En Europe et en Amérique du Nord, les services de sécurité considèrent de plus en plus la propagande en ligne non seulement comme un contenu nuisible, mais aussi comme faisant partie d'un écosystème plus vaste capable de faciliter le recrutement, la radicalisation et la coordination opérationnelle.

L'un des exemples les plus marquants s'est produit en Europe, où des opérations coordonnées menées par Europol ont permis de démanteler des éléments clés de l'infrastructure de propagande en ligne de l'État islamique. Plutôt que de se concentrer uniquement sur des publications ou des comptes individuels, les enquêteurs ont ciblé les serveurs, les sites web, les applications et les systèmes de communication qui permettaient la diffusion mondiale de contenus extrémistes.
L'essor de TikTok
Ces efforts ont éloigné de nombreuses organisations extrémistes des plateformes traditionnelles et les ont conduites vers des espaces numériques plus obscurs, notamment les chaînes Telegram cryptées, où des réseaux de propagande soutenus par des comptes automatisés et des sympathisants continuent d'opérer.
Mais l'essor de TikTok a créé de nouvelles opportunités.
Depuis l’expansion mondiale rapide de TikTok, les chercheurs et les forces de l’ordre ont documenté comment les extrémistes exploitent l’écosystème de recommandations de la plateforme pour amplifier leur propagande et étendre leur influence.
Un rapport de l'Institut pour le dialogue stratégique (ISD), intitulé “ Califat TikTok ”, a révélé l'existence d'un réseau actif d'au moins 20 comptes TikTok soutenant l'État islamique, qui ont cumulé plus d'un million de vues. De même, Europol a documenté la présence de contenus terroristes et extrémistes violents sur la plateforme.
En septembre 2023, le Centre européen de lutte contre le terrorisme (ECTC) d’Europol et TikTok ont coordonné une opération multinationale impliquant 11 pays, qui a permis d’identifier plus de 2 100 contenus suspects à caractère terroriste et extrémiste violent, dont des contenus liés à des réseaux djihadistes et d’extrême droite violents.

Ce qui distingue de nombreuses réponses occidentales, ce n'est pas l'absence de contenus extrémistes, mais plutôt la présence d'institutions spécialisées conçues pour surveiller, analyser et perturber en permanence les écosystèmes terroristes en ligne.
L'expérience de l'organisation de l'État
Par exemple, l’unité de signalement en ligne de l’Union européenne (IRU) d’Europol, créée en 2015, constitue une capacité permanente qui surveille la propagande extrémiste, soutient les enquêtes en ligne, travaille avec les entreprises technologiques pour faciliter la suppression des contenus et gère des bases de données utilisées dans les enquêtes et les poursuites pénales.

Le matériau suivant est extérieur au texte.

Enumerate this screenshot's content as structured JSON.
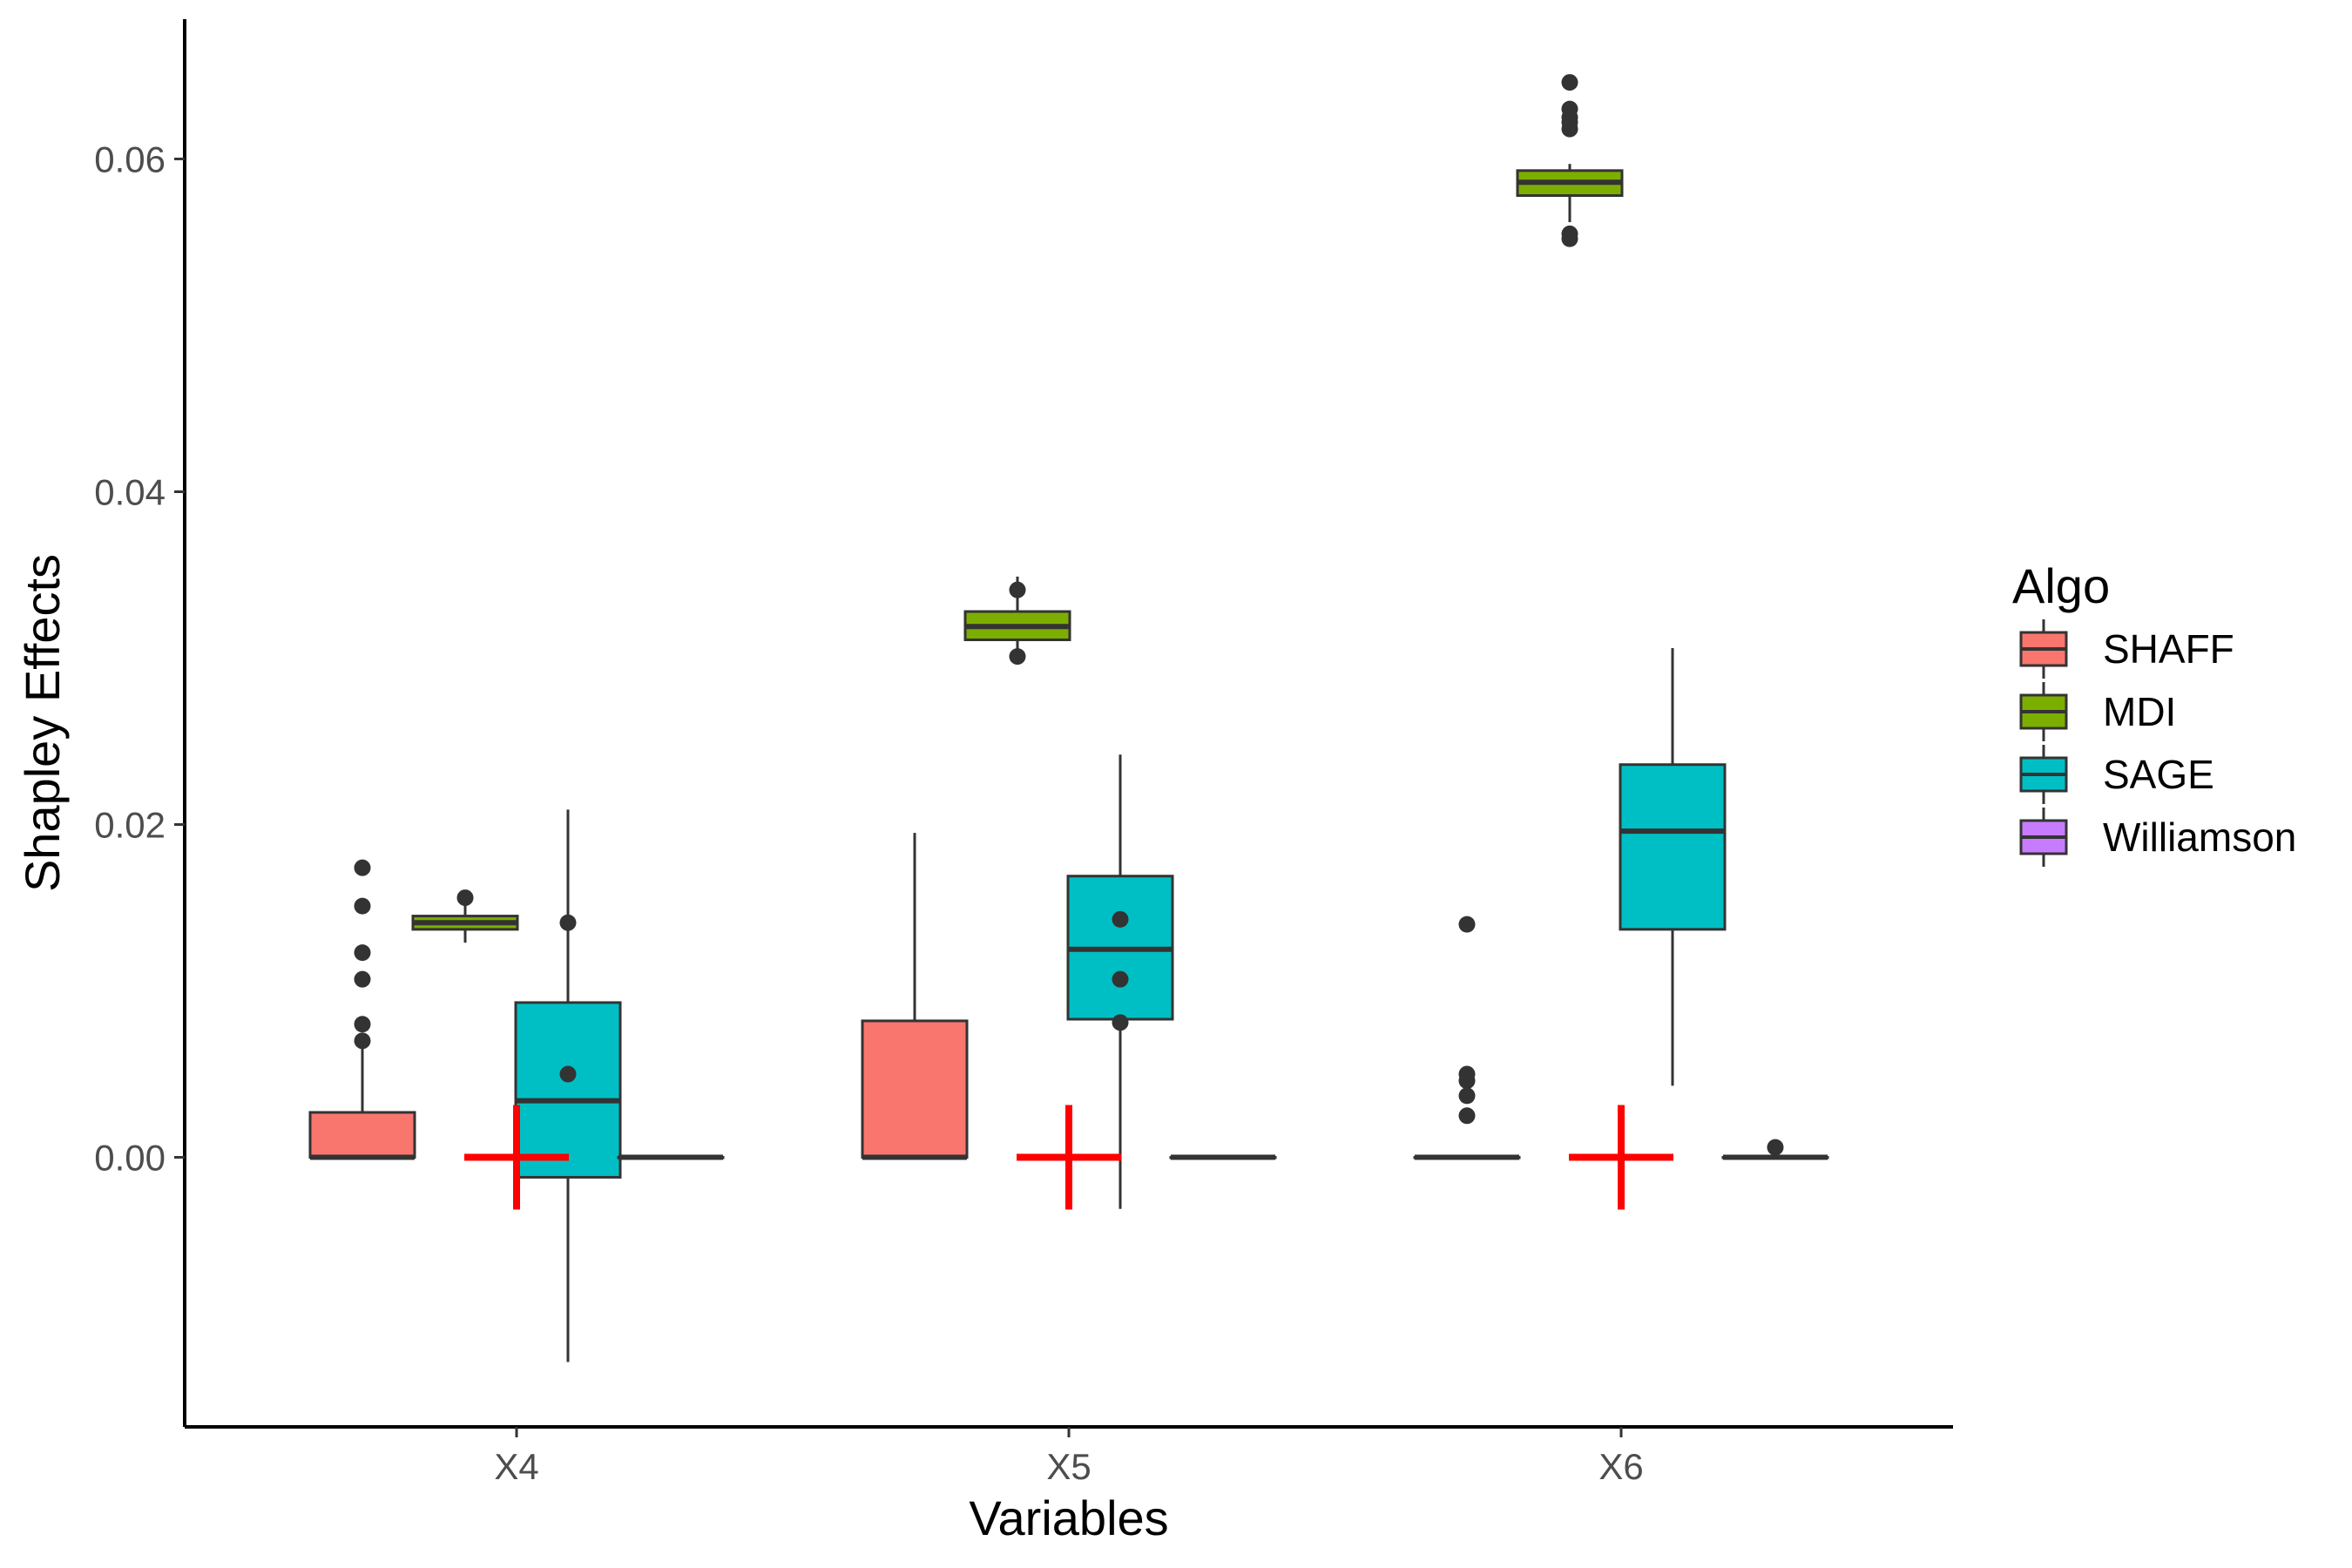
{
  "chart_data": {
    "type": "boxplot",
    "xlabel": "Variables",
    "ylabel": "Shapley Effects",
    "categories": [
      "X4",
      "X5",
      "X6"
    ],
    "ylim": [
      -0.0162,
      0.0684
    ],
    "yticks": [
      0.0,
      0.02,
      0.04,
      0.06
    ],
    "ytick_labels": [
      "0.00",
      "0.02",
      "0.04",
      "0.06"
    ],
    "legend": {
      "title": "Algo",
      "placement": "right"
    },
    "series": [
      {
        "name": "SHAFF",
        "color": "#F8766D",
        "boxes": [
          {
            "category": "X4",
            "lower_whisker": 0.0,
            "q1": 0.0,
            "median": 0.0,
            "q3": 0.0027,
            "upper_whisker": 0.0068,
            "outliers": [
              0.007,
              0.008,
              0.0107,
              0.0123,
              0.0151,
              0.0174
            ]
          },
          {
            "category": "X5",
            "lower_whisker": 0.0,
            "q1": 0.0,
            "median": 0.0,
            "q3": 0.0082,
            "upper_whisker": 0.0195,
            "outliers": []
          },
          {
            "category": "X6",
            "lower_whisker": 0.0,
            "q1": 0.0,
            "median": 0.0,
            "q3": 0.0,
            "upper_whisker": 0.0,
            "outliers": [
              0.0025,
              0.0037,
              0.0046,
              0.005,
              0.014
            ]
          }
        ]
      },
      {
        "name": "MDI",
        "color": "#7CAE00",
        "boxes": [
          {
            "category": "X4",
            "lower_whisker": 0.0129,
            "q1": 0.0137,
            "median": 0.0141,
            "q3": 0.0145,
            "upper_whisker": 0.0152,
            "outliers": [
              0.0156
            ]
          },
          {
            "category": "X5",
            "lower_whisker": 0.0297,
            "q1": 0.0311,
            "median": 0.0319,
            "q3": 0.0328,
            "upper_whisker": 0.0349,
            "outliers": [
              0.0341,
              0.0301
            ]
          },
          {
            "category": "X6",
            "lower_whisker": 0.0562,
            "q1": 0.0578,
            "median": 0.0586,
            "q3": 0.0593,
            "upper_whisker": 0.0597,
            "outliers": [
              0.0555,
              0.0552,
              0.0618,
              0.0622,
              0.0625,
              0.063,
              0.0646
            ]
          }
        ]
      },
      {
        "name": "SAGE",
        "color": "#00BFC4",
        "boxes": [
          {
            "category": "X4",
            "lower_whisker": -0.0123,
            "q1": -0.0012,
            "median": 0.0034,
            "q3": 0.0093,
            "upper_whisker": 0.0209,
            "outliers": [
              0.005,
              0.0141
            ]
          },
          {
            "category": "X5",
            "lower_whisker": -0.0031,
            "q1": 0.0083,
            "median": 0.0125,
            "q3": 0.0169,
            "upper_whisker": 0.0242,
            "outliers": [
              0.0081,
              0.0107,
              0.0143
            ]
          },
          {
            "category": "X6",
            "lower_whisker": 0.0043,
            "q1": 0.0137,
            "median": 0.0196,
            "q3": 0.0236,
            "upper_whisker": 0.0306,
            "outliers": []
          }
        ]
      },
      {
        "name": "Williamson",
        "color": "#C77CFF",
        "boxes": [
          {
            "category": "X4",
            "lower_whisker": 0.0,
            "q1": 0.0,
            "median": 0.0,
            "q3": 0.0,
            "upper_whisker": 0.0,
            "outliers": []
          },
          {
            "category": "X5",
            "lower_whisker": 0.0,
            "q1": 0.0,
            "median": 0.0,
            "q3": 0.0,
            "upper_whisker": 0.0,
            "outliers": []
          },
          {
            "category": "X6",
            "lower_whisker": 0.0,
            "q1": 0.0,
            "median": 0.0,
            "q3": 0.0,
            "upper_whisker": 0.0,
            "outliers": [
              0.0006
            ]
          }
        ]
      }
    ],
    "reference_markers": [
      {
        "category": "X4",
        "value": 0.0,
        "color": "#FF0000",
        "shape": "cross"
      },
      {
        "category": "X5",
        "value": 0.0,
        "color": "#FF0000",
        "shape": "cross"
      },
      {
        "category": "X6",
        "value": 0.0,
        "color": "#FF0000",
        "shape": "cross"
      }
    ]
  }
}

En juin 2024, Europol, en coopération avec Eurojust et les autorités américaines, a démantelé l'infrastructure électronique qui soutenait plusieurs organes de presse de l'État islamique, en fermant les serveurs utilisés pour diffuser de la propagande et des messages opérationnels dans au moins 30 langues.
L'opération a démontré comment la lutte antiterroriste moderne se concentre de plus en plus non seulement sur la surveillance des contenus, mais aussi sur la perturbation de l'infrastructure numérique qui soutient les réseaux extrémistes.